Betroffen sind bisher mehr als 30 Wildvogelarten, vor allem Wasservögel sowie Fisch- und Aasfresser. An der Spitze, auch in Deutschland, steht die Reiherente, gefolgt von Tafelenten, Blesshühnern, Schwänen sowie Lach- und anderen Möwen. Auch tote Haubentaucher, Flussseeschwalben, Meeresenten, Wildgänse, Kormorane, Graureiher, Störche, Pelikane und Krähen wurden gefunden. Dazu kommen vereinzelt Mäusebussarde, Seeadler und Eulen.
Dass Wildvögel und Nutzgeflügel sich gegenseitig mit Vogelgrippeviren anstecken können, ist unbestritten. Auch ist bekannt, dass in Wildvogelpopulationen gering ansteckende Varianten von Vogelgrippeviren verbreitet sind. Wo und wie das hochansteckende H5N8-Virus seit dem letzten Ausbruch vor zwei Jahren überdauert hat, ist nicht abschließend geklärt. Die Ergebnisse der Feldstudien seit 2014 sowie der virologischen und serologischen Untersuchungen machen es laut Task Force unwahrscheinlich, dass Wildvögel ein H5N8-HPAI-Reservoir bilden. Die Vogelgrippeviren unterliegen einem ständigen Wandel. Zwar wurden in Europa 2016 mehr tote Wildvögel gemeldet als 2014/15. Da systematische Untersuchungen zur Sterblichkeit infizierter Vögel bisher fehlen, gibt es nach Ansicht der Task Force aber keine Beweise, dass das Virus gefährlicher geworden ist.

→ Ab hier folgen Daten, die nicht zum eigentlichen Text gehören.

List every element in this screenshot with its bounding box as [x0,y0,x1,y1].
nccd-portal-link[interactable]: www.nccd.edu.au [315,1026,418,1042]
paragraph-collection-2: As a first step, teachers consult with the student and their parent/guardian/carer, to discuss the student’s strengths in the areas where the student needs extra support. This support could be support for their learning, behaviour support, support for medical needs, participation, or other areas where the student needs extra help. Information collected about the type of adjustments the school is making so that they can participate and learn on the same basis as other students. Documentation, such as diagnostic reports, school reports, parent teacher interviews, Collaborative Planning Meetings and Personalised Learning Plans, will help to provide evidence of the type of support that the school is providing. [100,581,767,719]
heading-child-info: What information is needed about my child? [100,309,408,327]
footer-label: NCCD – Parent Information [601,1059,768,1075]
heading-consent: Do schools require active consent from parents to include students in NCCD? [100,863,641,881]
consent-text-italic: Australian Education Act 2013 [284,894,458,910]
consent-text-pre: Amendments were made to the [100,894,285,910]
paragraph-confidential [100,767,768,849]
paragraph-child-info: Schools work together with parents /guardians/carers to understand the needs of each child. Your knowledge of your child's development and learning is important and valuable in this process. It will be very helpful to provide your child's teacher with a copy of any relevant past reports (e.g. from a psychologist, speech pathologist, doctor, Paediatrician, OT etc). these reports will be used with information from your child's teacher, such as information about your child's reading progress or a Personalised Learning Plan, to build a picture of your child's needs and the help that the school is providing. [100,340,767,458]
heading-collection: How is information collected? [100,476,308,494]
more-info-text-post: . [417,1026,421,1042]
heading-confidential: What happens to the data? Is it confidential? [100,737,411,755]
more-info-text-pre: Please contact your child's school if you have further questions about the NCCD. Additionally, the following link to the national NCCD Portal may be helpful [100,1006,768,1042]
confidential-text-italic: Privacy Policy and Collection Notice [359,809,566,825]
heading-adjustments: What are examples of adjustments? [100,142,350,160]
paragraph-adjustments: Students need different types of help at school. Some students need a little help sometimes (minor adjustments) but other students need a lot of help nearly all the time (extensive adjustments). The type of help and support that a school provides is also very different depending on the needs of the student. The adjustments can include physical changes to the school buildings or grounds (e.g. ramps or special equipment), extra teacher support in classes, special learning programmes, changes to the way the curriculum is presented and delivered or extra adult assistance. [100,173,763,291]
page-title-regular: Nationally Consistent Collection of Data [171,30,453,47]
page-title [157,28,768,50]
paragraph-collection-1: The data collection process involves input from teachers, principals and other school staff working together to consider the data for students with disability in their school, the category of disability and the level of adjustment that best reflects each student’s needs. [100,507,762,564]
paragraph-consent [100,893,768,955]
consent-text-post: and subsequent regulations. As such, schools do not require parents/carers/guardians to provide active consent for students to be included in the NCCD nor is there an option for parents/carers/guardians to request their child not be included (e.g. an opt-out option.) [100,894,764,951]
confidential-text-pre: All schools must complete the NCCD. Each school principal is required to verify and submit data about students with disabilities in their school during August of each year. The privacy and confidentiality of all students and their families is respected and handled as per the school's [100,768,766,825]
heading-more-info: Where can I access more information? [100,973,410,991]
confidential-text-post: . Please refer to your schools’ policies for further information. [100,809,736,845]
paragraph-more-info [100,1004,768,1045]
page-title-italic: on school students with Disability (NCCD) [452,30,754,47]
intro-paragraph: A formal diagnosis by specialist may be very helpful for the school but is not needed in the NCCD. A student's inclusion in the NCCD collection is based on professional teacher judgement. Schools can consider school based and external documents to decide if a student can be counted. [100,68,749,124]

Die Wissenschaftliche Arbeitsgruppe zu Vogelgrippe und Wildvögeln (Scientific Task Force on Avian Influenza and Wild Birds) wurde bereits 2005 vom Umweltprogramm der Vereinten Nationen (UNEP), der Konvention zu wildlebenden wandernden Tierarten (CMS) und der Welt-Ernährungs- und Landwirtschaftsorganisation (FAO) ins Leben gerufen. Sie dient der Vernetzung und dem Wissensaustausch. Zu den Mitgliedern gehören auch das Afrikanisch-Eurasische Wasservogelabkommen (AEWA) und die Ramsar-Konvention zum Schutz der Feuchtgebiete, das Royal Veterinary College sowie Umweltverbände wie der Wildfowl & Wetlands Trust, Wetlands International und der NABU-Dachverband BirdLife International.